Lunettes rondes et tresses au fil de fer, Ibaaku a les allures d’un être hybride tout droit sorti d’une machine à remonter le temps. Sauf que nul ne saurait dire d’où il vient, son univers artistique étant un voyage hypnotique entre les espaces spatio-temporels.

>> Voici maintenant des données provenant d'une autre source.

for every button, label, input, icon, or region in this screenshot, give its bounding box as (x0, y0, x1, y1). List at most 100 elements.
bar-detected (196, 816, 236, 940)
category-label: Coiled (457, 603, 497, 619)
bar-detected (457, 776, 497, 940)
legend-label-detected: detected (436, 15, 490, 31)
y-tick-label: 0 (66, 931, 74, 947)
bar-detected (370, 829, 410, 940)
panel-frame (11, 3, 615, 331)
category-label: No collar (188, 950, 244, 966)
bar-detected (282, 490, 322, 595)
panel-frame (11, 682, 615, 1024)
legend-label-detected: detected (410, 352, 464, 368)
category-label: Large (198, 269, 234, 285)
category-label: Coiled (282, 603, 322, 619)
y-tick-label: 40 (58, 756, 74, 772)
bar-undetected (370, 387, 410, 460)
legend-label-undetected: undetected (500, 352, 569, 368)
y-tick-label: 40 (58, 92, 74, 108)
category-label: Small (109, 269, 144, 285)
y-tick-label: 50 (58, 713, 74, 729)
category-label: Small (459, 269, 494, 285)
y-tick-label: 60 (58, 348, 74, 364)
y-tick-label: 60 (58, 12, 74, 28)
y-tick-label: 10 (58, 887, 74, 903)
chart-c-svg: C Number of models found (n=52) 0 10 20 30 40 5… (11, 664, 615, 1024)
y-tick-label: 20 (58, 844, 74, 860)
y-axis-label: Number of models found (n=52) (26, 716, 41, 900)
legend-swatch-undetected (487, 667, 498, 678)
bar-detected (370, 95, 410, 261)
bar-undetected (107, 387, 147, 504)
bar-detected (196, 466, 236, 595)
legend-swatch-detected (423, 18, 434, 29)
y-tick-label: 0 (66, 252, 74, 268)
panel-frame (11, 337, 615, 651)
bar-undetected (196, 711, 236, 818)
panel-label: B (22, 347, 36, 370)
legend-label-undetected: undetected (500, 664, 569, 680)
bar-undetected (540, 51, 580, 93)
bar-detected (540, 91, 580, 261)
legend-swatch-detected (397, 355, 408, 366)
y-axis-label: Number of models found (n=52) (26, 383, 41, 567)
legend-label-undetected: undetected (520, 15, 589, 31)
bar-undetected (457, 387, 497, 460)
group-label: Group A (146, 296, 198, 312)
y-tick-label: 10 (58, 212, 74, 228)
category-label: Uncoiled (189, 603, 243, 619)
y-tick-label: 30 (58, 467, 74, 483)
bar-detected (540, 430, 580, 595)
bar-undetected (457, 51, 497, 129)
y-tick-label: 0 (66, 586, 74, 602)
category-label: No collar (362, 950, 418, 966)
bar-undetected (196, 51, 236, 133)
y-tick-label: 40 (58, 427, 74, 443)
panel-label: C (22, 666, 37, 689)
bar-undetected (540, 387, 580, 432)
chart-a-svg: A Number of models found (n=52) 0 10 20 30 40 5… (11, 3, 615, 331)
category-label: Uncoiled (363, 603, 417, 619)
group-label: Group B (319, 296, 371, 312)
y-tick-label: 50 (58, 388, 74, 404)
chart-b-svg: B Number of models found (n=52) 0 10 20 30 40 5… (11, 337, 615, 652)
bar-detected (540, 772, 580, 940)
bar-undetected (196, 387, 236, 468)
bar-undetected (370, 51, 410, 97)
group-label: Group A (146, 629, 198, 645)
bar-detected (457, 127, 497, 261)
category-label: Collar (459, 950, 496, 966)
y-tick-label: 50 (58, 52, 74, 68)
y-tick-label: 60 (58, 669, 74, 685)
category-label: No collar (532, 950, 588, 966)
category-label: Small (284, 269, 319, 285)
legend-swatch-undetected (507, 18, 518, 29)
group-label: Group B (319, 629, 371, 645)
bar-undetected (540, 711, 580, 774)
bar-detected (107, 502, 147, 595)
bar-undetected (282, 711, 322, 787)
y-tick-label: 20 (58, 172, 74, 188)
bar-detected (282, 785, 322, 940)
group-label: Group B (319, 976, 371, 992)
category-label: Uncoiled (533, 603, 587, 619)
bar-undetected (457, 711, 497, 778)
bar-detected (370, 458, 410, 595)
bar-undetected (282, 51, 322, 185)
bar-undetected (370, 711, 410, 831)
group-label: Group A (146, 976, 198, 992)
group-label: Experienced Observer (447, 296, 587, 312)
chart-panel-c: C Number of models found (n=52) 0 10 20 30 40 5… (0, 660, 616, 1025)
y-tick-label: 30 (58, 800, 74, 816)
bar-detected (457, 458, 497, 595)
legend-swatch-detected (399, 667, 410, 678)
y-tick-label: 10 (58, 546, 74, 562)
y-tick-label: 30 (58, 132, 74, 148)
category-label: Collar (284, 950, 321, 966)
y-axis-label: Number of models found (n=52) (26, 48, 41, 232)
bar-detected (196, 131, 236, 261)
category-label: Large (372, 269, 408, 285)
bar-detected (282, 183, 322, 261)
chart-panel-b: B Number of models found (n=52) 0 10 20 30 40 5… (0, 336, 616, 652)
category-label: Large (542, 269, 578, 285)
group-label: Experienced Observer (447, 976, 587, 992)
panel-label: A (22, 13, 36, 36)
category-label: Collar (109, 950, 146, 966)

Producteur, parolier, rappeur, multi-instrumentiste, Ibaaku, de son vrai nom Stephen Ibaaku Bassène, est un artiste en mouvement constant. Ambassadeur incontournable de la scène underground sénégalaise, il a derrière lui plus de 20 ans de carrière. Ayant successivement cofondé les groupes LZ3 (Lyrical Zone 3), Still, avec lequel il a sorti l’album acclamé par la critique, Musik Noire, et I Science, un duo hip-hop/reggae composé de la chanteuse Corinna Fiora et de lui-même, l’artiste s’est désormais orienté vers une carrière solo.

 

C’est dans les années 90 que le jeune Ibaaku entame son cheminement dans les arts. Sa fibre artistique, il la doit certainement à ses parents qui, en parallèle de leurs activités professionnelles, pratiquaient la photographie, la peinture et la musique. Par curiosité, il s’exercera ainsi au piano et à la clarinette. Ayant vécu à Thiès, de 1993 à 1996, Ibaaku fera la rencontre du groupe phare de la région, Wa Flash, qui le prendra sous sa houlette et renforcera sa technique instrumentale.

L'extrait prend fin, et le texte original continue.